Why does an investor invest in an equity mutual fund? The primary reason obviously is that he does not want to deal with the hassles of investing in the stock market directly and hence lets "investment expert" i.e. the mutual fund to take the necessary steps.

But there are some problems with this approach. Are mutual funds really "investment experts"? Any investor is an expert only if he constantly gives greater returns than the market.

To explain, the Sensex in the last one year has given a return of 32.74 per cent. For an investor to be labeled as an expert, he would have to generate returns greater than those generated by the Sensex.

Now as far as mutual funds are concerned as per the regulations governing the industry each mutual fund needs to have a benchmark index (such as Sensex). A mutual fund is deemed to have done well when it is successful in generating returns greater than its benchmark index.

This regulation has been put in place to help investors to figure out whether a mutual fund has done well because of the investment abilities of its fund managers or the prevailing market conditions.

Evidence coming out of the mutual fund industry as far as beating benchmarks is concerned isn't really convincing. Burton G Malkiel in his all time classic, A Random Walk Down Wall Street, explains that in the United States, in the entire thirty-year period from 1973 to 2003 "two-third of the funds proved inferior to the market as a whole".

The situation in the last twenty years has been even worse, with more than 85 per cent of the fund managers giving lesser returns than the S&P 500 index, the most broadbased index in the US.

The situation in India is not as bad.

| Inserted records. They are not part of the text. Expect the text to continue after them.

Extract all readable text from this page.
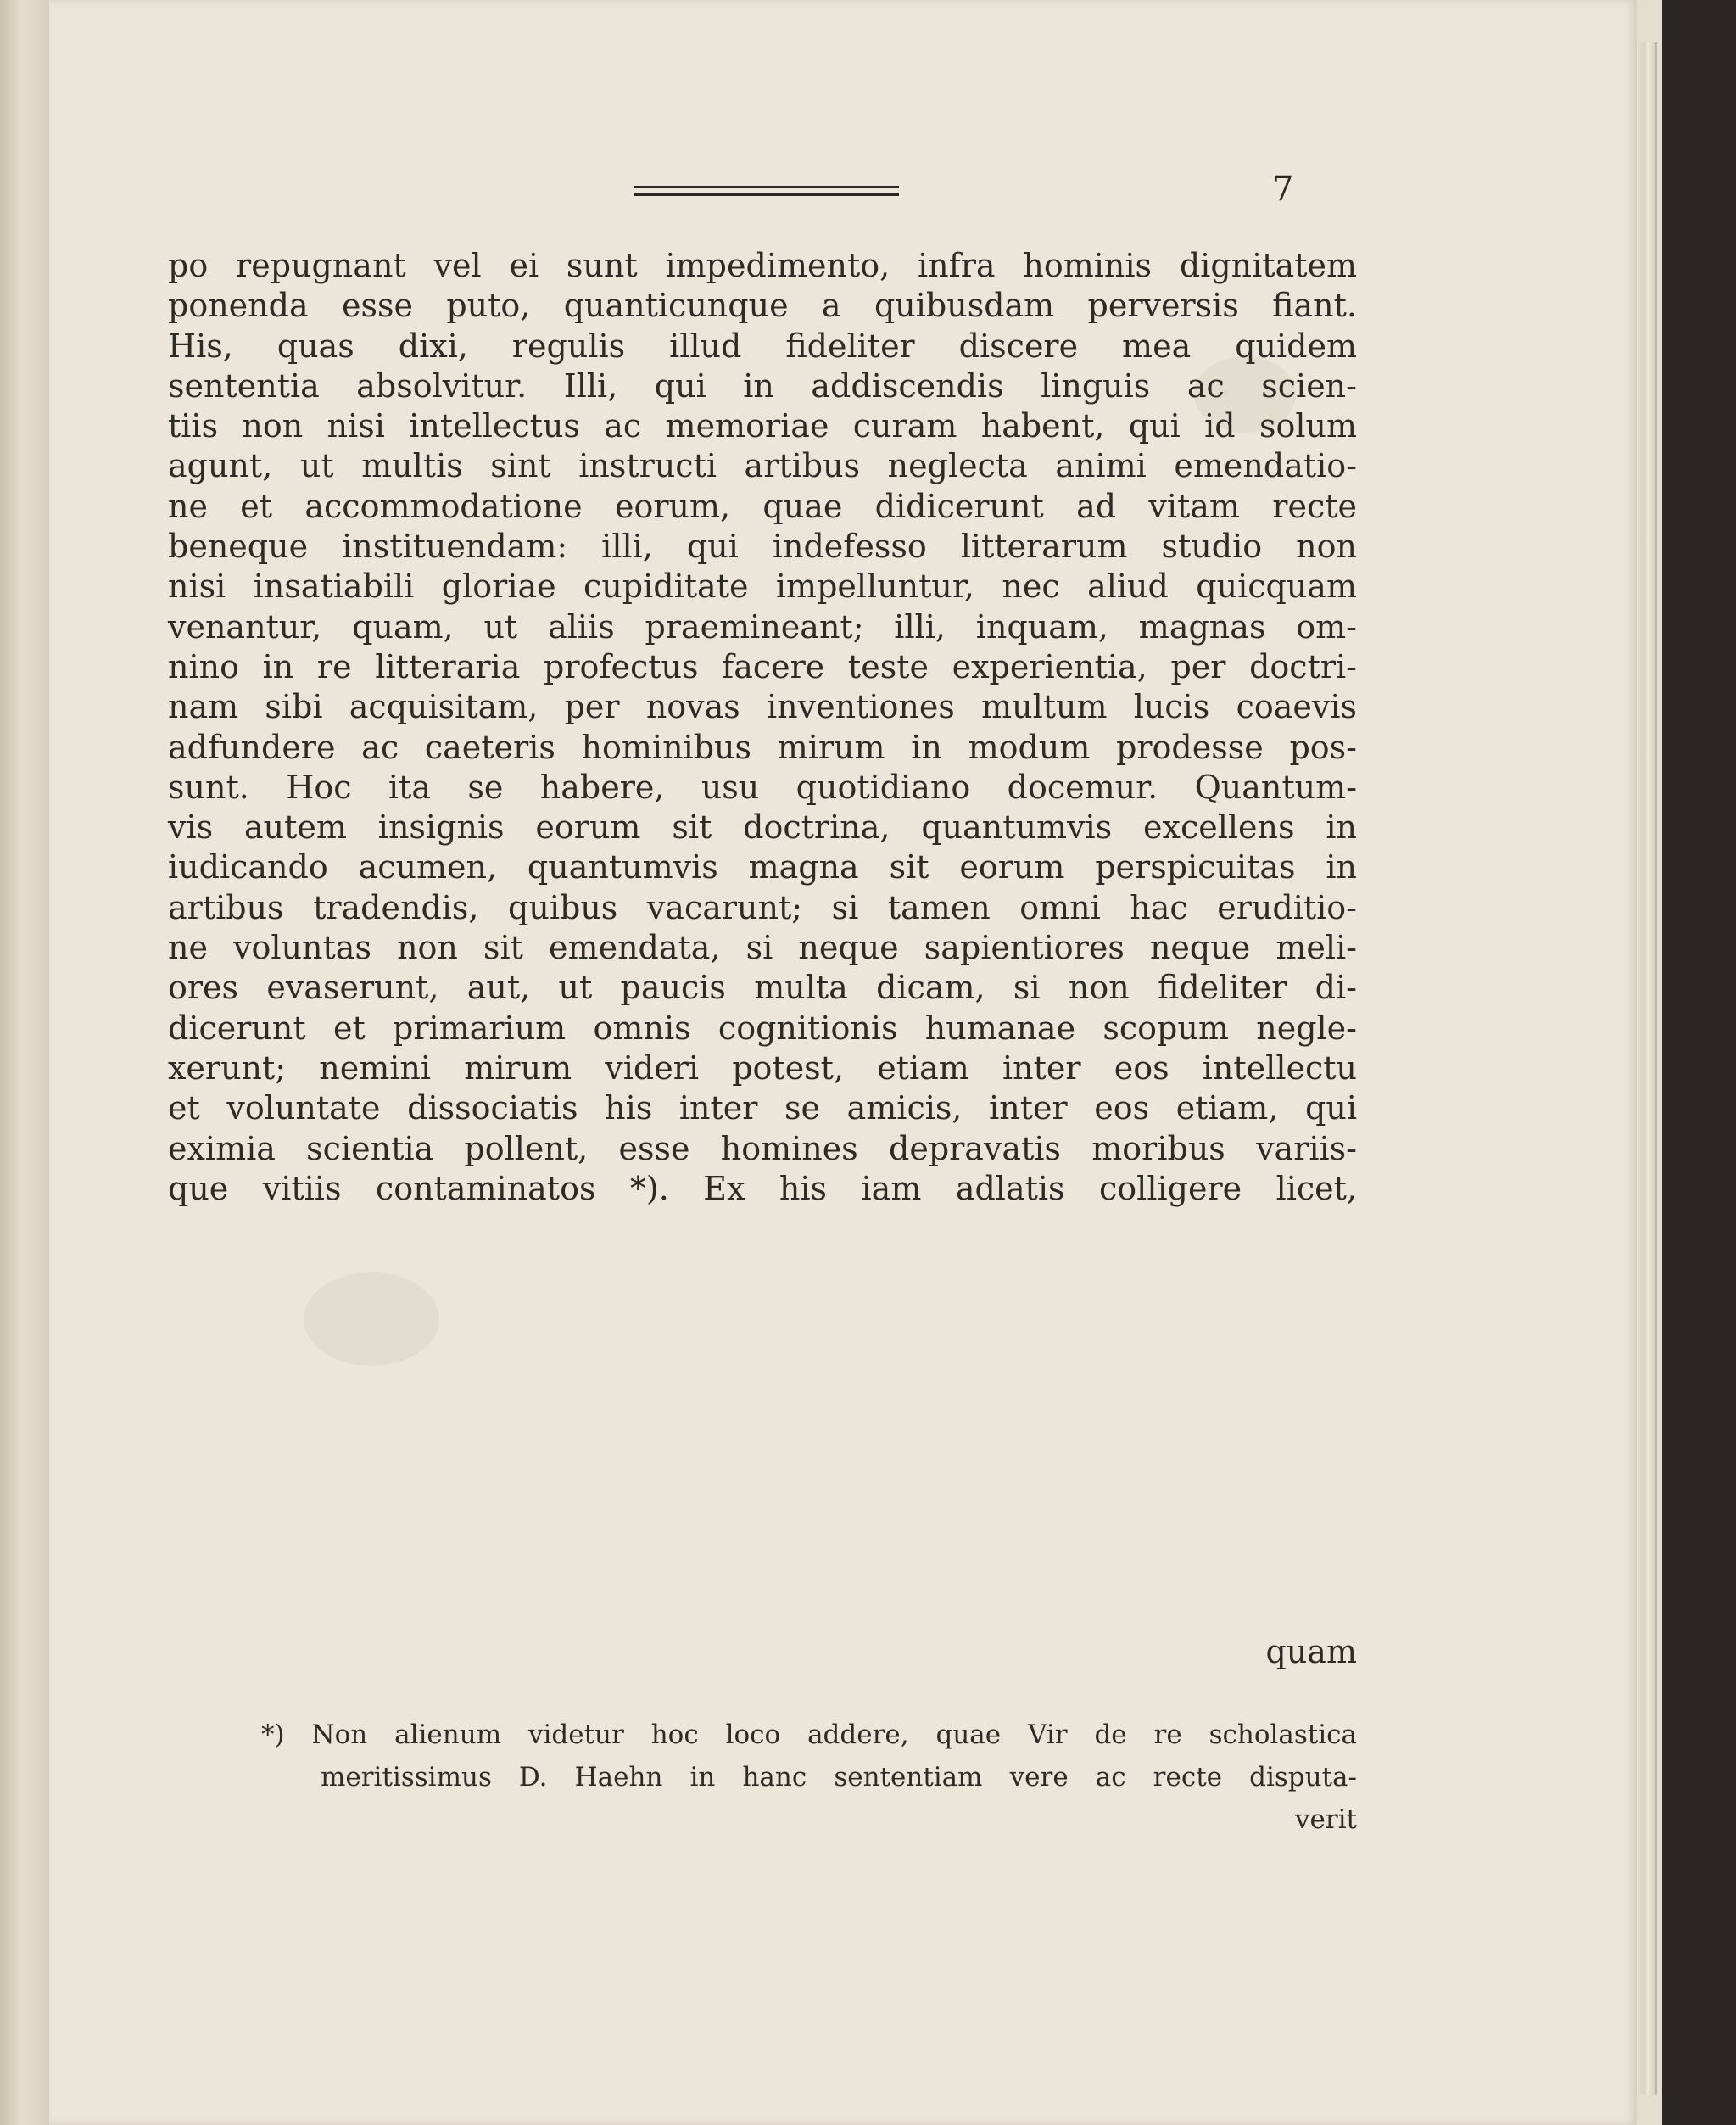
7
po repugnant vel ei sunt impedimento, infra hominis dignitatem
ponenda esse puto, quanticunque a quibusdam perversis fiant.
His, quas dixi, regulis illud fideliter discere mea quidem
sententia absolvitur. Illi, qui in addiscendis linguis ac scien-
tiis non nisi intellectus ac memoriae curam habent, qui id solum
agunt, ut multis sint instructi artibus neglecta animi emendatio-
ne et accommodatione eorum, quae didicerunt ad vitam recte
beneque instituendam: illi, qui indefesso litterarum studio non
nisi insatiabili gloriae cupiditate impelluntur, nec aliud quicquam
venantur, quam, ut aliis praemineant; illi, inquam, magnas om-
nino in re litteraria profectus facere teste experientia, per doctri-
nam sibi acquisitam, per novas inventiones multum lucis coaevis
adfundere ac caeteris hominibus mirum in modum prodesse pos-
sunt. Hoc ita se habere, usu quotidiano docemur. Quantum-
vis autem insignis eorum sit doctrina, quantumvis excellens in
iudicando acumen, quantumvis magna sit eorum perspicuitas in
artibus tradendis, quibus vacarunt; si tamen omni hac eruditio-
ne voluntas non sit emendata, si neque sapientiores neque meli-
ores evaserunt, aut, ut paucis multa dicam, si non fideliter di-
dicerunt et primarium omnis cognitionis humanae scopum negle-
xerunt; nemini mirum videri potest, etiam inter eos intellectu
et voluntate dissociatis his inter se amicis, inter eos etiam, qui
eximia scientia pollent, esse homines depravatis moribus variis-
que vitiis contaminatos *). Ex his iam adlatis colligere licet,
quam
*) Non alienum videtur hoc loco addere, quae Vir de re scholastica
meritissimus D. Haehn in hanc sententiam vere ac recte disputa-
verit
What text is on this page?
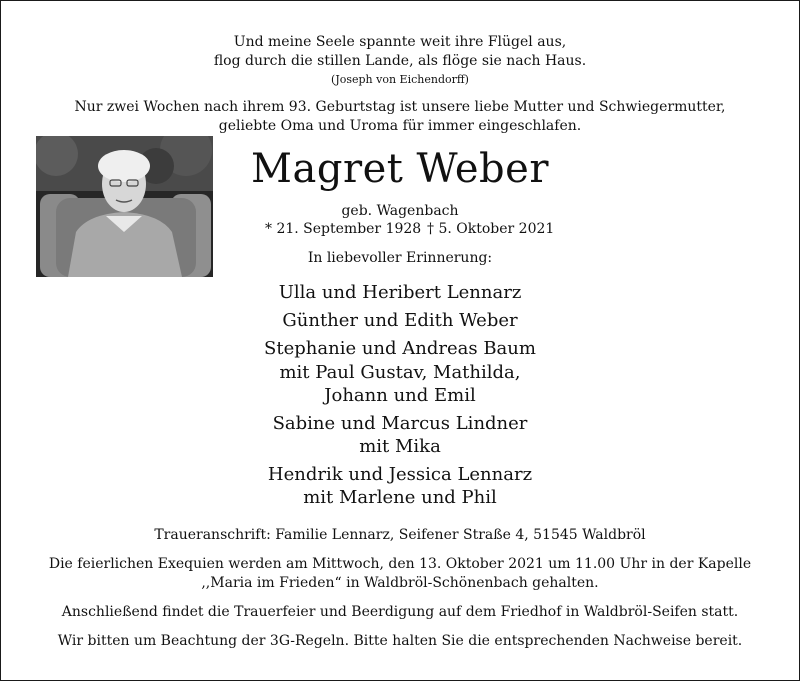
Und meine Seele spannte weit ihre Flügel aus,
flog durch die stillen Lande, als flöge sie nach Haus.
(Joseph von Eichendorff)
Nur zwei Wochen nach ihrem 93. Geburtstag ist unsere liebe Mutter und Schwiegermutter,
geliebte Oma und Uroma für immer eingeschlafen.
Magret Weber
geb. Wagenbach
* 21. September 1928 † 5. Oktober 2021
In liebevoller Erinnerung:
Ulla und Heribert Lennarz
Günther und Edith Weber
Stephanie und Andreas Baum
mit Paul Gustav, Mathilda,
Johann und Emil
Sabine und Marcus Lindner
mit Mika
Hendrik und Jessica Lennarz
mit Marlene und Phil
Traueranschrift: Familie Lennarz, Seifener Straße 4, 51545 Waldbröl
Die feierlichen Exequien werden am Mittwoch, den 13. Oktober 2021 um 11.00 Uhr in der Kapelle
,,Maria im Frieden“ in Waldbröl-Schönenbach gehalten.
Anschließend findet die Trauerfeier und Beerdigung auf dem Friedhof in Waldbröl-Seifen statt.
Wir bitten um Beachtung der 3G-Regeln. Bitte halten Sie die entsprechenden Nachweise bereit.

In the last one year, almost 50 per cent of the funds failed to beat their benchmarks and that has largely been the case even in previous years.

Investors usually decide on the scheme to invest in by looking at their past performance. But past performance isn't really a guarantee for future performance.

In fact most schemes which appear in the top 10 list of one year, are not in the list the next year. So the point is "how does an investor figure out in advacne which scheme will perform well in the years to come". Well actually he can't.

So what is the way out? The way out is to invest in Index Funds and ensure that you at least get the market rate of return. Index fund is  a mutual fund which invests money in stocks that are a part of a stock market index like Sensex, in the same proportion as their proportion in the index.

This concept of index funds evolved in the United States. Over the years, as fund managers found it difficult to beat the performance of their benchmark indices, they started buying stocks that made their benchmarks in the same proportion.

This inspired John Boggle to start a fund called Vanguard 500, which was an index fund based on the S&P 500 index. Over the years, the concept of investing in index funds has really caught on in the US.

In India, hardly any investor invests in index funds. Having said that, investing in index funds, remains the safest way of investing in the stock markets. One, you are not dependant on the performance of the fund manager. These days many good fund managers leave one mutual fund, to join other. In such cases, it has been found, that the performance of the schemes they have been running suffers.

Two, you don't have to go through a list of 200 odd equtiy funds to figure out which fund to invest in.

Three, you are always assured of the market rate of return.

And four, you don't need to keep track of how well your investments are performing.